Unsere Gemütslage ist schwer zu greifen. Wir sind total dankbar, dass wir bei Familie und Freunden so viel erzählen können und dürfen. So vieles ist im letzten Jahr passiert, so viele Eindrücke haben wir gesammelt, so viele Erlebnisse wollen wir schildern. Trotzdem - und das wissen wir bereits von früheren Reisen - bleibt das Erzählte anekdotenhaft. Es fällt schwer, das Lebensgefühl auf so einer Reise in Worte zu fassen oder ihm mit ein paar Geschichten auch nur annähernd gerecht zu werden.
Recht viel Zeit bleibt für derartige Überlegungen aber diesmal ohnehin nicht.
Für Hedi und Mavie starten nämlich Anfang Juni die Prüfungen, bei denen sie ihr Können unter Beweis stellen müssen. In den drei Hauptgegenständen Deutsch, Mathematik und Englisch gibt es schriftliche und mündliche Tests, in allen anderen Gegenständen nimmt eine Kommission eine mündliche Prüfung ab.
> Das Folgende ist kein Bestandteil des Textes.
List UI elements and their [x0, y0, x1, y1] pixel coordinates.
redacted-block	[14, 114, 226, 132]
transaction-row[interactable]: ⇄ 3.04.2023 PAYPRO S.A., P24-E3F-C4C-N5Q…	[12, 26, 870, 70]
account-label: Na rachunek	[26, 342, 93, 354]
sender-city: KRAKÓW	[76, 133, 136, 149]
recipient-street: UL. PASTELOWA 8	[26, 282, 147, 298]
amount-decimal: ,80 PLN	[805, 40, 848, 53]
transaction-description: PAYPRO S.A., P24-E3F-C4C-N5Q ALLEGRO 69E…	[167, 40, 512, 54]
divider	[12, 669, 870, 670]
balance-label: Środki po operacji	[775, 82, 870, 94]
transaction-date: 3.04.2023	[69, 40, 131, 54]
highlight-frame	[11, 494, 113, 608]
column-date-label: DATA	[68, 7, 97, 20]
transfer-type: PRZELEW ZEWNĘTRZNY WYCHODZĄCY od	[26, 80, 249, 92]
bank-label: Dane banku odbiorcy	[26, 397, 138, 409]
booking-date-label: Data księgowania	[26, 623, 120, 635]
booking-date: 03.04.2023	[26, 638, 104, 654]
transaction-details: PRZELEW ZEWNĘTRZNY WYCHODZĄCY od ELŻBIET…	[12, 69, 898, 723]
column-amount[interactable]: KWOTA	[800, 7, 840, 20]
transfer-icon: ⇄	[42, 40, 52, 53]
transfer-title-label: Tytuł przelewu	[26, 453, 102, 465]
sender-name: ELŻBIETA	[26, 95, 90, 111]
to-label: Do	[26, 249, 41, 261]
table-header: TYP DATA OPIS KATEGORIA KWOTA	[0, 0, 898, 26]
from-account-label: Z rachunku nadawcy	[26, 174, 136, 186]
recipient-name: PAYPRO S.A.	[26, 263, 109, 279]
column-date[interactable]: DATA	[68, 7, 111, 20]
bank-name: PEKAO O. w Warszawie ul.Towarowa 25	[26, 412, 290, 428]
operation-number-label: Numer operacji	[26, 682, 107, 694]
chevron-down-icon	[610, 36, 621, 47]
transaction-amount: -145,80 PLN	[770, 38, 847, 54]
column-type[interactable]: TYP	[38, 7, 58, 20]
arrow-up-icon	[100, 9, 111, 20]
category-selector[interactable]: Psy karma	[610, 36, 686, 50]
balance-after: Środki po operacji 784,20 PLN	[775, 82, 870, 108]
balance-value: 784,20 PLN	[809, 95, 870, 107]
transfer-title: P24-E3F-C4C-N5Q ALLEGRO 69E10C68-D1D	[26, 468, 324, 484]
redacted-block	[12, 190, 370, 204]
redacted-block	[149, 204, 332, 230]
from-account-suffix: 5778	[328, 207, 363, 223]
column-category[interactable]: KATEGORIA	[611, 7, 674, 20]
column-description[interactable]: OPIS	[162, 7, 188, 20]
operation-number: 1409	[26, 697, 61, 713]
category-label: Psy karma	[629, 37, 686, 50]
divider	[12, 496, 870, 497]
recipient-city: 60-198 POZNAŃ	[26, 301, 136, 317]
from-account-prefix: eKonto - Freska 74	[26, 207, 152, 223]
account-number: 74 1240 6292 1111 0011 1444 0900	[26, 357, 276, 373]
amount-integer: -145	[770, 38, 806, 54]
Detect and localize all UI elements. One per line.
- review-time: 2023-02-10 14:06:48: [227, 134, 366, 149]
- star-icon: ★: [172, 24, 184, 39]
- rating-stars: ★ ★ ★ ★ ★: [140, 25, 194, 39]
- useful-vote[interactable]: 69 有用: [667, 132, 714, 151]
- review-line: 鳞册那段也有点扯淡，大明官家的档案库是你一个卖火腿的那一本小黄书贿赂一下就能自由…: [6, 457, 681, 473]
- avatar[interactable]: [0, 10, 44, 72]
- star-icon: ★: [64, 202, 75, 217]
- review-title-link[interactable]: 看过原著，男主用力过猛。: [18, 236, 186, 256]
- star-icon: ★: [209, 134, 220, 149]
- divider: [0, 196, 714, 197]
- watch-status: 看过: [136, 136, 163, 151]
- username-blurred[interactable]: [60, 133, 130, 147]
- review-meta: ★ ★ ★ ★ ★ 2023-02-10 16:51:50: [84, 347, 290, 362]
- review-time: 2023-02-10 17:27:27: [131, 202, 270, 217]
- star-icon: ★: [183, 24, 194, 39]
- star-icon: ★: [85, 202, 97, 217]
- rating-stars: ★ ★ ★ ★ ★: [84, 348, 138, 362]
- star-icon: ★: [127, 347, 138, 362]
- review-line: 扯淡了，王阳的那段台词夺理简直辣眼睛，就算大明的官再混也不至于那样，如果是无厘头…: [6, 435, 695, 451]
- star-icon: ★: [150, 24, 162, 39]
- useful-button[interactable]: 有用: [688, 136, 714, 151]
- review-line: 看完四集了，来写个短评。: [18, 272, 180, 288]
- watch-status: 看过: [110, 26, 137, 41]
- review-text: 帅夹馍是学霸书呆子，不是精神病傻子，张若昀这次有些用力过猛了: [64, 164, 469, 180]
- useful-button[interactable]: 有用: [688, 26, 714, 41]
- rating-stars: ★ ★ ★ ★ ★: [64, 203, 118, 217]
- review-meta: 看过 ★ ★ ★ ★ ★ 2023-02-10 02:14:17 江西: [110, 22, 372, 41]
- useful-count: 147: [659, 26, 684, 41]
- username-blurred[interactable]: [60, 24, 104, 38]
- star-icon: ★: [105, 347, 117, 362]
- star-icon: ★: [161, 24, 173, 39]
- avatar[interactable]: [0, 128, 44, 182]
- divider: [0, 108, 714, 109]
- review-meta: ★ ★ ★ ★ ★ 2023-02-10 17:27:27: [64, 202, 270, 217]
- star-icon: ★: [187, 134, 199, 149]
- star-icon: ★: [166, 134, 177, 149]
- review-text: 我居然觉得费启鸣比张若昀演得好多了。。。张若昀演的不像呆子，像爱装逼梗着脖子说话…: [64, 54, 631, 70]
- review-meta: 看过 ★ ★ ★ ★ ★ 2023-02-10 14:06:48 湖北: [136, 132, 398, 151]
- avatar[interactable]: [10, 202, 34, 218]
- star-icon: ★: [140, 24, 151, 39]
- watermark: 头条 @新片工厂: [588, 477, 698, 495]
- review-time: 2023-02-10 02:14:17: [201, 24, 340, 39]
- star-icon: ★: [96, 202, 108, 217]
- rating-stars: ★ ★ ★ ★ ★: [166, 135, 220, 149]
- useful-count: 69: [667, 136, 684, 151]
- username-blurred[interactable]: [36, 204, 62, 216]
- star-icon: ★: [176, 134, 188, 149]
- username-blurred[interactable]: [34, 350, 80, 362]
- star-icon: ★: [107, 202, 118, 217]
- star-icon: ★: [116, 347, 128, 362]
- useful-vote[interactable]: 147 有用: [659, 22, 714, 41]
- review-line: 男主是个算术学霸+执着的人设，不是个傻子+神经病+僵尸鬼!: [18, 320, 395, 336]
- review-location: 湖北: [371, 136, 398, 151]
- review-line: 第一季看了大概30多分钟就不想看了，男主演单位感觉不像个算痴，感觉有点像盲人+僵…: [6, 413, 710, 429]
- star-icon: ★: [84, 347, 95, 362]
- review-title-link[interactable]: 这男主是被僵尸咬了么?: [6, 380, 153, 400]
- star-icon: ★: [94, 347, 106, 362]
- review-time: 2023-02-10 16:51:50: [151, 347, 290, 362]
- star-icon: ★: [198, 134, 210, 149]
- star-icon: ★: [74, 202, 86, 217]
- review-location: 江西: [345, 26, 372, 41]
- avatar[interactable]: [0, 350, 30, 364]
Die beiden sind gut vorbereitet. Im Rucksack sind sie ihre iPads verstaut, die sie von der Schule bekommen haben und auf denen sämtliche Schulbücher in digitaler Form gespeichert sind. Einige Lehrer stellen auch zusätzliches Unterrichtsmaterial auf die schulinterne Online Plattform. Hedi folgt komplett selbständig dem Mathematikunterricht, bringt sich den Stoff anhand der Schulübungen bei, schreibt regelmäßig die Hausübungen, lernt für die Schularbeiten mit. In vielen anderen Fächern müssen wir allerdings nur anhand der Schulbücher zurecht kommen.
Zugegebener Weise ist der Ansporn, in ein Lehrbuch zu schauen, zu Beginn der Reise im südlichen Afrika nicht groß.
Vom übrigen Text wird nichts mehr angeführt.